Data Destruction

The threat of sensitive data being found on scrap or recycled computers is something faced by everyone from large businesses to the home user. Deleting a file in your operating system isn’t quite what it seems to most people unfortunately. When you remove a file, your computer simply marks the area where the file sat as free for reuse. Gradually as you save more files to your disk, these areas are overwritten. However, much like someone pasting a poster over older signs on a shop window, some of the original information can still be seen if the new file is smaller.

As a security company we are constantly asked by our clients for advice in correctly disposing of disks. A common method employed is to ‘shred’ the disks, physically destroying them beyond repair. Whilst this is the most reliable way to destroy data, it is very wasteful. Removing a disk from a computer or laptop often renders the device unusable. A new owner would have to source a disk and fit it, meaning that the potential resale value of the device is greatly decreased.

We hate to see fully functional computers end up in landfills just because they’re a few years off the trend. To avoid this, we use a series of hardware and software tools to securely wipe the data while leaving the disks physically undamaged. As part of our ongoing research, we are constantly exploring new methods for comprehensive wiping and reducing the time taken as disks have rapidly grown in size.

Our most recent research on this has been conducted in partnership with Bangor University and the initial findings were recorded in a dissertation published by J. Smith. The project has proved very successful so far with our tools wiping disks in half the time of a traditional high-security cleanse.

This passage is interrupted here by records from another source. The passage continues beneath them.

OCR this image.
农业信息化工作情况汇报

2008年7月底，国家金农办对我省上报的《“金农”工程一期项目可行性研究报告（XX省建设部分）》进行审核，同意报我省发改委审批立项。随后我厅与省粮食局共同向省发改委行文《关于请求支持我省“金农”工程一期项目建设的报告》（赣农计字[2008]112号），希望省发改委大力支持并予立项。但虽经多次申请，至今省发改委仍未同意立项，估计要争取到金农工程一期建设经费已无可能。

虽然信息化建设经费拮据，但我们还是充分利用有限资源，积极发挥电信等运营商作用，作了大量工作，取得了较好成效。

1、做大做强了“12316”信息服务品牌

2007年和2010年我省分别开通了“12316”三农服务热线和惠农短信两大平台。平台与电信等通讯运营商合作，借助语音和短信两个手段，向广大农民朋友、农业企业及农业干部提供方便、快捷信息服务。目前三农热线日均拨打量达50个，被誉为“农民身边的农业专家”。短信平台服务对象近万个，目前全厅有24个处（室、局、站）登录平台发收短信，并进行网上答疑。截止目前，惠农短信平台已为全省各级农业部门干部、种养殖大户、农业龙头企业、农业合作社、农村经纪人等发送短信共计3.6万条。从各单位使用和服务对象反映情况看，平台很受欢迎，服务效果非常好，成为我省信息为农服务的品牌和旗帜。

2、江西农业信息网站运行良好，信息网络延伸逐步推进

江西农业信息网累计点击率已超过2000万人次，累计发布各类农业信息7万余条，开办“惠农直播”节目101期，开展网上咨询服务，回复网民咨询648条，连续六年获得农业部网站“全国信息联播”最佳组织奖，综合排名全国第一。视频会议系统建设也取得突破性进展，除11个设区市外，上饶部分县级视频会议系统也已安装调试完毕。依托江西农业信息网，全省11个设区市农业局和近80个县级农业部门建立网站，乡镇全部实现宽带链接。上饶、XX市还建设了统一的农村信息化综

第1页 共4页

The most impressive results saw us able to wipe SSD hard disks in less than 10 seconds. We are constantly working in this area and hope to produce some useful tools for everyone to use in the near future.

Fovea –Forensic Visual Analytics

Digital forensic investigations can produce hundreds of pages of data that can be difficult to understand. This project aims to produce a set of tools to visualise the data, allowing investigators to spot patterns and non-technical observers to easily understand the evidence.

The project is looking at several areas of forensic and security data sources. The first application we have developed imports a file exported from a web browser history extraction tool and visualises the activity in a way so that patterns may be easily identified.

Whilst the project is primarily looking at novel ways to illustrate security data, it is our hope that this project will lead to a small collection of tools. These will be made available to the community to use during investigations.

The initial research has been presented at the UKVAC Workshop on Visual Analytics, University College London in the paper “Forensic Visual Analytics of User Computing Activities” Ellis, Pritchard & Roberts.

 

NMap Graphical Analyser

The Open Source tool Nmap is an extremely powerful tool for mapping networks and identifying potential rogue hosts.

Our tool reads the XML output file from a scan and visualises the data as a virtual map of the network. This allows easy interrogation and reporting.

The user can move objects within the diagram to help match the physical layout of the servers or to fit a preferred layout pattern. Once happy with the diagram, the user can export it as an image to be included in reports.

Clicking on a host reveals further information about the system scanned, including open ports, operating system and other signatures.

This project is hosted on Java.net under the GPL license. If you would like to get involved with the current development version please get in touch.


Forensic Live CD

Having the ability to make forensic images of systems on-site can avoid disruption and distress. So called ‘live CDs’ allow an examiner to boot up a system from an operating system running entirely off a CD.

Our aim is to develop a live CD that is small, fast and simple to use. The entire operating system and tools total less than 50MB, making the CD fast to boot without all the unnecessary software often included on regular live CDs. The research involved in building a forensically sound operating system was detailed in a dissertation submitted to the University of Chester by B. Arnold.

To accompany this CD, we have conducted research into the most efficient methods of acquiring data across a network using a dynamic and robust set of protocols to ensure consistency of data whilst providing the maximum transfer speeds. The CD automatically locates the evidence store and manages all the network data transport.

Using a system of authenticated auto-discovery, investigators can simply connect a data storage box to the network and all systems booted with the live CD will find it.It runs constant checksums to ensure that the data being received exactly matches the original source data. This work was published as part of a dissertation by J. Nachtigall, Glwyndwr University.